Friday, October 2, 2015

Obama's Disgraceful Demagoguery In The Wake Of The Oregon Community College Shooting

 





Obama didn’t wait to hear the facts about the horrific shooting at an Oregon community college before launching into a tirade aimed at advocates of gun rights. The president strode into the White House briefing room to make the following statement: “I’d ask the American people to think about how they can get our government to change these laws, and to save these lives and let these people grow up.” He also said his critics would accuse him of wanting to “politicize” the issue but followed that by claiming that this was something “we should politicize.” Of course, the president had no idea whether the 26-year-old man who committed this massacre had obtained his weapons in a manner that might have been prevented by a change in the laws.

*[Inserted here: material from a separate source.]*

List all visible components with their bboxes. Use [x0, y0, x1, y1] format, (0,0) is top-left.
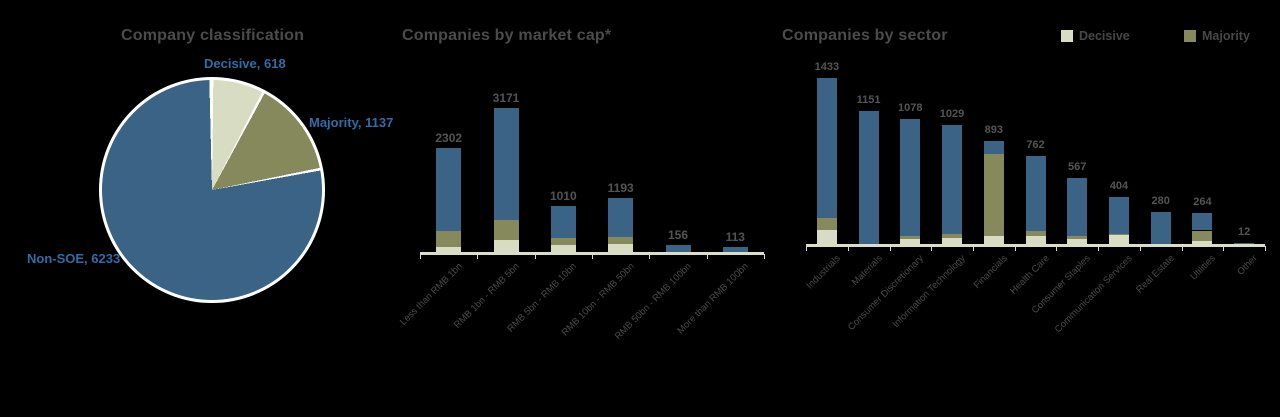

Indeed, in previous instances where he made such a call after a shooting, it turned out that the stricter restrictions on gun sales he advocates wouldn’t have stopped the slaughter. Faced with another shocking crime, his priority was, regardless of the facts, to establish a scapegoat for the Oregon shooting in the form of the National Rifle Association and its supporters.


But even as the nation began to mourn the ten persons who had been slain, we did know that the shooter was singling out Christians at Umpqua Community College for murder. So perhaps instead of recycling the same tired rhetoric about guns, we could be talking about the way many Christians have demonized in the media for their beliefs. Surely had the shooter singled out some other group more favored by pop culture or liberal sensibilities this might have been the lead and even the focus of a presidential statement. But instead, Obama and his cheering section in the liberal media immediately sought to use the incident to ride their favorite gun control hobbyhorse. In the absence of proof to the contrary, we also already know that it’s unlikely that a person bent on mass murder would or could be deterred or even stopped by new gun laws.

Let’s concede that the question of mass shootings is something that ought to trouble all Americans. Such massacres do appear to be more statistically likely to happen in the United States than other nations. Moreover, the availability of legal guns makes it easier for such slaughter to occur. But as much as we share the president’s frustration about these horrors, it is still incumbent on him to connect the dots between these crimes and his proposed solutions that he trots out in knee-jerk fashion any chance he gets. Yet that is something that he does not even try to do, relying instead on the notion that if a gun was involved, the fault must be the existing gun laws rather than the insanity, criminality, or prejudice of the criminal.